2. If not, why not, given that this proposal for the support of people with epilepsy in the northern suburbs was brought to his office some two years ago?
3. Is the minister planning to address the issue of unmet need in the northern suburbs in particular?
4. Why does the Transforming Health document remain silent on the issue of epilepsy support and services?
To those questions I add:
5. What is the minister doing to address the up to 5-year wait to see a neurologist for epilepsy diagnosis and treatment?
6. Why does the minister continue to ignore the lack of support for epilepsy diagnosis and support in the South Australian health system?

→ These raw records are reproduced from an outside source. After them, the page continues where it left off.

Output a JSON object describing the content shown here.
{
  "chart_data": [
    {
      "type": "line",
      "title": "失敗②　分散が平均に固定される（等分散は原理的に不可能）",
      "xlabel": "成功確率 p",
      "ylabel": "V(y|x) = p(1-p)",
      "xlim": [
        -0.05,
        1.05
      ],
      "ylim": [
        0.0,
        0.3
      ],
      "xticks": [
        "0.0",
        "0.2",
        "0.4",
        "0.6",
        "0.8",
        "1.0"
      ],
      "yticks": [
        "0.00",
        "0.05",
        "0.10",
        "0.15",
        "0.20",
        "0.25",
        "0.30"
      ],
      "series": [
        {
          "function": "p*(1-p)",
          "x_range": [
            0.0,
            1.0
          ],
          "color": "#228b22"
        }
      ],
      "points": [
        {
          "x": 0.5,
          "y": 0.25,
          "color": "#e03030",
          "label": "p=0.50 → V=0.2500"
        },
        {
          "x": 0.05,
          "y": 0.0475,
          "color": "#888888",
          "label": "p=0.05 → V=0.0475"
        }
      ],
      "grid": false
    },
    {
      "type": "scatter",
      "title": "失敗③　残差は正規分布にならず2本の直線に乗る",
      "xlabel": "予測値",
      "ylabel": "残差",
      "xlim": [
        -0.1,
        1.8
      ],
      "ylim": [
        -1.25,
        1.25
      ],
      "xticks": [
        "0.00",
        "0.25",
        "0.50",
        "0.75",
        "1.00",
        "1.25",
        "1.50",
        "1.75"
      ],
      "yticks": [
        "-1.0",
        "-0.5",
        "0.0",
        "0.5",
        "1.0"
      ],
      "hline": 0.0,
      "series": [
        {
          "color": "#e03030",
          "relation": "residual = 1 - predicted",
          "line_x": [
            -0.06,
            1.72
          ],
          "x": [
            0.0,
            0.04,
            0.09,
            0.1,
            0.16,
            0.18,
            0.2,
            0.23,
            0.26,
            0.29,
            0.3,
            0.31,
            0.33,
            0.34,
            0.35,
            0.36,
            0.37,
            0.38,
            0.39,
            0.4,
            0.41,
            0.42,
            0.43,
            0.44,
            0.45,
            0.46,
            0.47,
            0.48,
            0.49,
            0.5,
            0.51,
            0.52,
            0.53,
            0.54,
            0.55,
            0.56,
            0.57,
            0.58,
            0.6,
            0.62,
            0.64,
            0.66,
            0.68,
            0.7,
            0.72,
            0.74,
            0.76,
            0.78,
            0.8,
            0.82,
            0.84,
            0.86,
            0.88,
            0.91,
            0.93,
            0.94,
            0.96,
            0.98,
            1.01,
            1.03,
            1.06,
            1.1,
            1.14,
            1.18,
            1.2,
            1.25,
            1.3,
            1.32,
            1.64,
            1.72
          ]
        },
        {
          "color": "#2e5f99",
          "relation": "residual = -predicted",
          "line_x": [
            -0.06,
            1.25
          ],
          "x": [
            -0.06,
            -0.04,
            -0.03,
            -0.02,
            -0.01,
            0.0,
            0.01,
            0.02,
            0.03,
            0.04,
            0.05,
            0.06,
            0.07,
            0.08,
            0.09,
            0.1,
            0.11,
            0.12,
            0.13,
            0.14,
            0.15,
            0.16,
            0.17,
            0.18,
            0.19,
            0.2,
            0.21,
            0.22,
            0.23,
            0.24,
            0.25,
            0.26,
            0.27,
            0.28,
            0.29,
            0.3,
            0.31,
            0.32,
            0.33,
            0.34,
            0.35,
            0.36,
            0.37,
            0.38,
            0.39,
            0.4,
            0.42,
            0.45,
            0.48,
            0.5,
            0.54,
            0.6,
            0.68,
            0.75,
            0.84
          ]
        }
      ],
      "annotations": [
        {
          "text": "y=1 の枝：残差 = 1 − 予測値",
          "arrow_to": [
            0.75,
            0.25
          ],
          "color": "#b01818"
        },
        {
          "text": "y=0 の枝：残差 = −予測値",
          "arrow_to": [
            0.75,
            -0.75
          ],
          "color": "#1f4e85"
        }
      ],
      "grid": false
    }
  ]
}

7. Given that 34,000 South Australians currently are diagnosed with epilepsy and a further 34,000 will experience at least one seizure in their lifetime whilst not being explicitly diagnosed with epilepsy, why is South Australia still the only state in Australia to my understanding not to recognise epilepsy in and of itself as a disability?
The Hon. I.K. HUNTER (Minister for Sustainability, Environment and Conservation, Minister for Water and the River Murray, Minister for Climate Change): I thank the honourable member for her most important questions and her ongoing interest in this important subject. I will undertake to take the questions she has raised previously and the other three questions she has asked today additionally to the Minister for Health in the other place and seek a response on her behalf.